There is no really desirable outcome, from a sympathetic viewer's standpoint, other than Coop and Mel reuniting, because everything that points toward that end is satisfying and most everything that points away from it is … annoying. (At the same time, I never felt emotionally invested in the result, just, you know, intellectually.) The series' multiple threads — including one focused on Barney (Hoon Lee), Coop's financial advisor, who is dealing with his wife's renovation plans and his disapproving old-world Korean in-laws (Barney is Korean but doesn't speak the language) — take energy away from the plotline we're meant to care most about. But they do fill up space in a story stretched to nine hours.
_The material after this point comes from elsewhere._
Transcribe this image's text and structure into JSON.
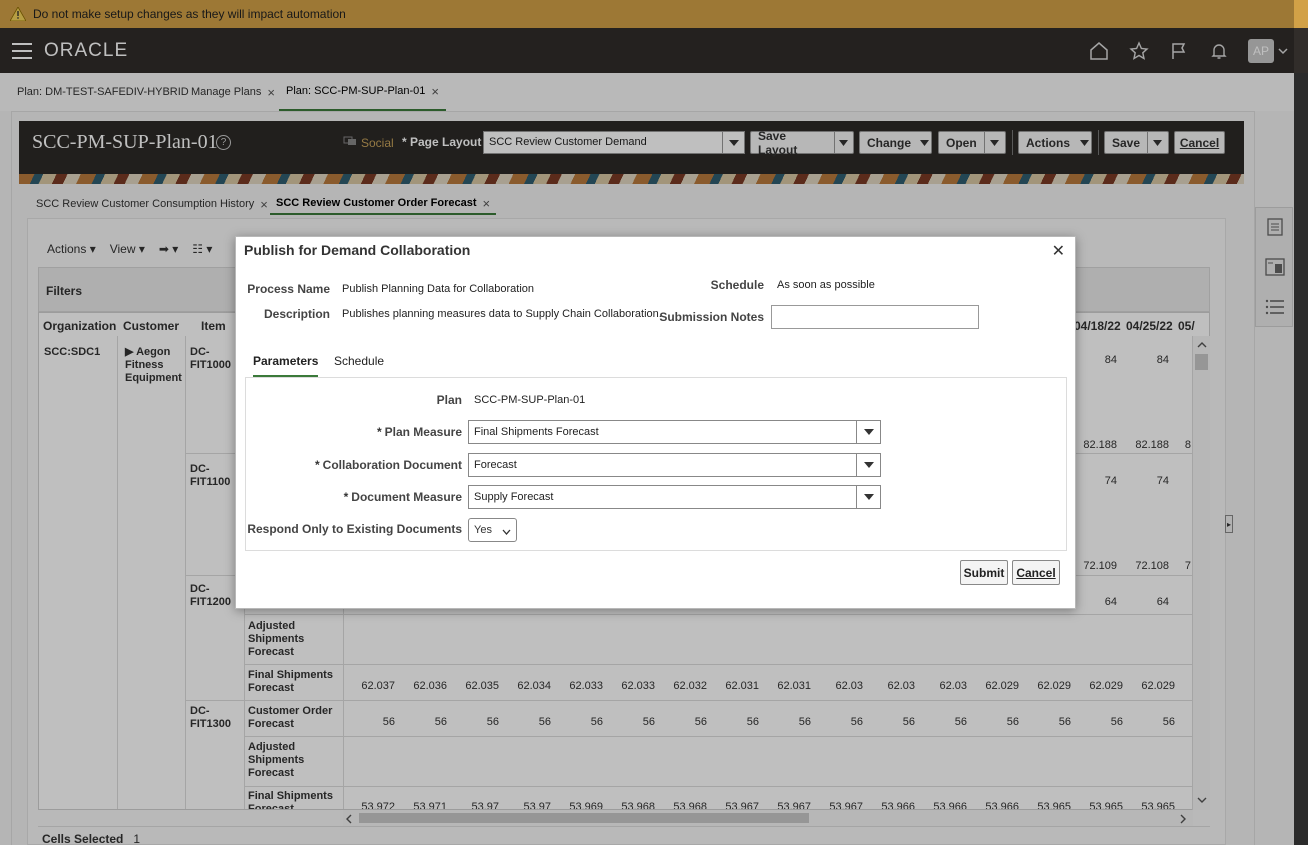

As a supposedly successful man undergoing a spiritual crisis, Hamm is back in Don Draper territory. ('I realized how far you could drift away from your own life without actually going anywhere.') But Don was never the most interesting person in 'Mad Men,' and Coop is less compelling than Mel, and his sister, Ali (Tony winner Lena Hall), who has mental health issues, and whom we meet on the lawn of her former fiancé, strumming a guitar and singing Radiohead's 'Fake Plastic Trees.' (Hunter's band performs Matthew Sweet's 'Sick of Myself' — 'In a world that's ugly and a lie / It's hard to even want to try' — to further underscore the suburban anomie in song.) As Elena, a young Dominican housekeeper who falls in with Coop in his misadventures, Aimee Carrero provides needed class and cultural variation.
Only seven episodes were made available for review, so I really don't know what fate creator Jonathan Tropper ('Banshee') has in store for his folks. I suppose the characters may be thrown into a hole they need to crawl out of, or left hanging from a cliff at the season's end, but to the extent that this is a story, with a shape, rather than merely a series of events, it isn't screaming for another nine (or multiple of nine) episodes to conclude its business, to make its points. I could certainly stand to see more of Ali/Hall, it's true. Still, I'd like these people to get it together sooner than later.